Do the saints in heaven see and know all that we are doing? If so,…
Are both species needed for a valid Communion?
Question: In my parish, holy Communion is offered under both kinds: the host and the chalice. Is it wrong to receive only the host and to refuse the offer of the chalice? Someone told me that Jesus said we must eat his flesh AND drink his blood.
— Name withheld via email
Answer: No. Other than the priest, a Catholic is not required to receive the Eucharist under both species, thus no sin is incurred in not partaking from the chalice.
The Catechism of the Catholic Church states: “Since Christ is sacramentally present under each of the species, Communion under the species of bread alone makes it possible to receive all the fruit of Eucharistic grace. For pastoral reasons this manner of receiving Communion has been legitimately established as the most common form in the Latin rite.
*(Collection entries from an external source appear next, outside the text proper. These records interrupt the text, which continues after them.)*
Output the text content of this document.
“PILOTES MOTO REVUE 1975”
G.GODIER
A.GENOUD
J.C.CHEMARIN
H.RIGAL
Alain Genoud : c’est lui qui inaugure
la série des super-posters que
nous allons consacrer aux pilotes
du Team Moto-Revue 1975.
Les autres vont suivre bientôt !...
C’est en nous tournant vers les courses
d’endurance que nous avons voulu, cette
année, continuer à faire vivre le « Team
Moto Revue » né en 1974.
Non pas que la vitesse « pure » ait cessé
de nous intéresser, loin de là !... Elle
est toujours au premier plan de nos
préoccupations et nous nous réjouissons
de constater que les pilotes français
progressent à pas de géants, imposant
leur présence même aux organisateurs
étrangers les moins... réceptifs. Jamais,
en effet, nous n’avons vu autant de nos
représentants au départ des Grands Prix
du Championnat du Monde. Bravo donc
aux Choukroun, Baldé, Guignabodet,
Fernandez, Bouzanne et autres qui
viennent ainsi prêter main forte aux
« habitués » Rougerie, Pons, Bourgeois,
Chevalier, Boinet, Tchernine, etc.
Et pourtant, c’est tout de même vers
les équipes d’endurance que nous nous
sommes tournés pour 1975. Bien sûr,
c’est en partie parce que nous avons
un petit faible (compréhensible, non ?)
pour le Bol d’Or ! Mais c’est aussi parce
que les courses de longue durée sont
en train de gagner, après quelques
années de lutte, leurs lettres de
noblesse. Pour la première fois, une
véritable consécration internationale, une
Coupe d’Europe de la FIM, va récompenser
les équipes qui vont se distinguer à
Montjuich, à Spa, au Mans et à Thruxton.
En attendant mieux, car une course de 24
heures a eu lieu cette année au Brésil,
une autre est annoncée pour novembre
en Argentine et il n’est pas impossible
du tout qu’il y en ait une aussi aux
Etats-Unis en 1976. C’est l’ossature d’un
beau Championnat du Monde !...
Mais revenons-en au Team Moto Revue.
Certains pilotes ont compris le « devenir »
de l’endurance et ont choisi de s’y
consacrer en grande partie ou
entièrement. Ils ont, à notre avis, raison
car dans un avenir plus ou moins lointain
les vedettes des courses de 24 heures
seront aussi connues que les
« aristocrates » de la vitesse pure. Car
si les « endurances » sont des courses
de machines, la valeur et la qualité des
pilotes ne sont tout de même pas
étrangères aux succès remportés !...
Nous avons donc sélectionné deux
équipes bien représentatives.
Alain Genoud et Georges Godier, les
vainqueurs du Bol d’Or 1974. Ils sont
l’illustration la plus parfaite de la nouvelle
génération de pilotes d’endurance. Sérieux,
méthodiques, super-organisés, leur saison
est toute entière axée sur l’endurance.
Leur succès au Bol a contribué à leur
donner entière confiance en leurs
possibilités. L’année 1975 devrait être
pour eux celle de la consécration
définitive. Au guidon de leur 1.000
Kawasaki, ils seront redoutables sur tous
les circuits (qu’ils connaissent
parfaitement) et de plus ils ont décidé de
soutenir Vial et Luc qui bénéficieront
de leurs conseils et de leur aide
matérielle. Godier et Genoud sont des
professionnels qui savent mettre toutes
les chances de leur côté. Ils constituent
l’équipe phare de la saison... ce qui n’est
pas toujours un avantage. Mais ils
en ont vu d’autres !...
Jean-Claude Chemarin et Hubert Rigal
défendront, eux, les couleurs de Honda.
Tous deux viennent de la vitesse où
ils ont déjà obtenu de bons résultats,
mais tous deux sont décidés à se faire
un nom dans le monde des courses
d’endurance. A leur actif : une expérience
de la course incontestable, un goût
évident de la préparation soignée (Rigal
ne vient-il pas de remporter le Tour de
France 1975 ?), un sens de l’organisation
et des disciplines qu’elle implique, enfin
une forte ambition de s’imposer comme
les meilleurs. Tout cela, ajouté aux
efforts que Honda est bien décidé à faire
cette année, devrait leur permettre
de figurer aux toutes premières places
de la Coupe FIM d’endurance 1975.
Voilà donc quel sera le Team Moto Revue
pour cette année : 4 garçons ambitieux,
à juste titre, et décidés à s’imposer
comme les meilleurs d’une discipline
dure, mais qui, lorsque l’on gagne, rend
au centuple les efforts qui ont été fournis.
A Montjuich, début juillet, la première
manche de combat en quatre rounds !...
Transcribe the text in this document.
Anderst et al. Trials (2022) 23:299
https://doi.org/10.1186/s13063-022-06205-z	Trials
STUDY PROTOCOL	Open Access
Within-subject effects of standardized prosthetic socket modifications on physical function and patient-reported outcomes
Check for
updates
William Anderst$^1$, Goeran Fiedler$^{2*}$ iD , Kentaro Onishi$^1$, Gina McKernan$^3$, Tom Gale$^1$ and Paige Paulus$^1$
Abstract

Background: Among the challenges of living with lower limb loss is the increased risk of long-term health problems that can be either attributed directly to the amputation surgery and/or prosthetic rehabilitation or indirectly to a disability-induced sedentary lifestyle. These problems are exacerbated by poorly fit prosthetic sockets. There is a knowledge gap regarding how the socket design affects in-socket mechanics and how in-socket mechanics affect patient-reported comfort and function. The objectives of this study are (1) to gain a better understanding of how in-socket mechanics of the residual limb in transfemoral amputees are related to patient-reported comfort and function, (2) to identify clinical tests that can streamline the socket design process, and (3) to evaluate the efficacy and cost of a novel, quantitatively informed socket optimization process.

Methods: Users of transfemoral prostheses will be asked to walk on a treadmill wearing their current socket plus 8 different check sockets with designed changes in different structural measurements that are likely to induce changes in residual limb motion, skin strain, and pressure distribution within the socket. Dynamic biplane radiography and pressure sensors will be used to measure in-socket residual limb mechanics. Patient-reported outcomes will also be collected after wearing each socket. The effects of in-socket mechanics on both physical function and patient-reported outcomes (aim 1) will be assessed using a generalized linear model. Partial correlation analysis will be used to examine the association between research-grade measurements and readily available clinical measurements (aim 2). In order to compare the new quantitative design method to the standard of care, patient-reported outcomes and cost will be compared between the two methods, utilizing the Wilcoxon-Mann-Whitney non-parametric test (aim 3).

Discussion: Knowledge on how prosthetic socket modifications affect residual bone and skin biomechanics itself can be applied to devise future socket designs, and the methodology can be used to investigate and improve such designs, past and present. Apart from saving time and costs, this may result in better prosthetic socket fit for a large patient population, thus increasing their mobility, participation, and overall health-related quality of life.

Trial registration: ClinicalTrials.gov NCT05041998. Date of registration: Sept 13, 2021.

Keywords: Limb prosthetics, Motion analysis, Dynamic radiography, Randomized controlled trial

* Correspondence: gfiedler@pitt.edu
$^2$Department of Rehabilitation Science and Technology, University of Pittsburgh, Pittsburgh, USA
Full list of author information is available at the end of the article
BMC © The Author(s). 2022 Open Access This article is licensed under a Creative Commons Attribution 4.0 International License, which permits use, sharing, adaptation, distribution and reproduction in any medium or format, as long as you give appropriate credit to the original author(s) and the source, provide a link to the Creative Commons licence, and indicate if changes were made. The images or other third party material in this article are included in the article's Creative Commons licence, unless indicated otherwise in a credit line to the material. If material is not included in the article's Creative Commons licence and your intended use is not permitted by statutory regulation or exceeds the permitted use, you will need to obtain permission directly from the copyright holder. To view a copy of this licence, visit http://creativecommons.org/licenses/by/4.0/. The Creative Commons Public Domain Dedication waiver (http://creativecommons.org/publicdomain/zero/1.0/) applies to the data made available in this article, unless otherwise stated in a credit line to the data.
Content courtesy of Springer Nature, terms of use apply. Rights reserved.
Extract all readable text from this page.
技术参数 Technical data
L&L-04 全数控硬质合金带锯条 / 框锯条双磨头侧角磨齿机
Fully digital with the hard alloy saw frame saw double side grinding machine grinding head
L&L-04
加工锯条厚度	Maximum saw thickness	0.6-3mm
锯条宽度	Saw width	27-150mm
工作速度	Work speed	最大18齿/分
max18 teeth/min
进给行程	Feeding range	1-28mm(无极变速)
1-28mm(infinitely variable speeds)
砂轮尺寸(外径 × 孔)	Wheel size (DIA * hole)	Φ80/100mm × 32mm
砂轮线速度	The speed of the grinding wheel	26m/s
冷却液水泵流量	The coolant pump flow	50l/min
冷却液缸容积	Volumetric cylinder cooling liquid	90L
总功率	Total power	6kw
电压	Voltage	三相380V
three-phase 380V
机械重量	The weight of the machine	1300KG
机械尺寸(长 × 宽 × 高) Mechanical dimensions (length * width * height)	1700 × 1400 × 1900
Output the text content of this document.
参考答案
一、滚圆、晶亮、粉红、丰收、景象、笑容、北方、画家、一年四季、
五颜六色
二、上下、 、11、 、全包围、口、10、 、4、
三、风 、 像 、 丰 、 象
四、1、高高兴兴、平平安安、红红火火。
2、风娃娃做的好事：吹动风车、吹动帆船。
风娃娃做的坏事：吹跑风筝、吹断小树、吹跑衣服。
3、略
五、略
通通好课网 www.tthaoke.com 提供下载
But ‘the sign of Communion is more complete when given under both kinds, since in that form the sign of the Eucharistic meal appears more clearly.’ This is the usual form of receiving communion in the Eastern rites” (No. 1390).
Thus, although receiving under both forms is commendable, it is not required to do so, because the whole Christ is received under one form alone. Further, it is not always logistically reasonable for both forms to be offered at every Mass.
There are also cases where one cannot receive the host (due, perhaps, to celiac disease), and such persons therefore can receive Communion from the chalice of the precious blood. In the same way, they receive the whole Christ, as do those who receive only the host.
You also wonder about the meaning of Jesus’ words, “Unless you eat the flesh of the Son of Man and drink his blood, you do not have life within you” (Jn 6:53). Here, too, it must be emphasized that in receiving the host, we receive the whole Christ: body, blood, soul and divinity. Jesus is not divided up in holy Communion. He is fully present in the smallest particle of the host and the smallest drop of the precious blood. Thus in receiving the host you also are partaking of his blood, as he commands.
Shape of the cross
Question: A Jehovah’s Witness I know insists that Jesus Christ did not die on the cross but was hanged on a pole. She claims that it was Catholics who said he was nailed on a cross.
— Name withheld via email
Answer: It is a rather strange obsession with some of the Jehovah’s Witnesses to insist that Christ was not nailed to a cross but fixed on something more resembling a gibbet.
It is true that terms used in the New Testament of the structure on which Jesus died are stauros and xylon. These words can mean a pole or stake. But they also can refer to many different things and do not indicate a precise shape of the structure used.
However, more than a linguistic matter determines what structure is described here. The texts of the New Testament speak of Jesus as being “crucified” by the Romans. And the practices of the Romans in crucifixion are not unknown to us. A simple pole was not normally used. Rather a crossbeam was most commonly affixed to poles already set in the ground. And while practices may have varied a bit, the general process of crucifixion involved a T-shaped or cross-shaped design.
The evidence could go on. But in the end, it seems a strange errand to insist that it was a gibbet. Does it really matter? The tradition is consistent that the T-shaped cross likely was used, but our salvation does not depend on the shape of the cross.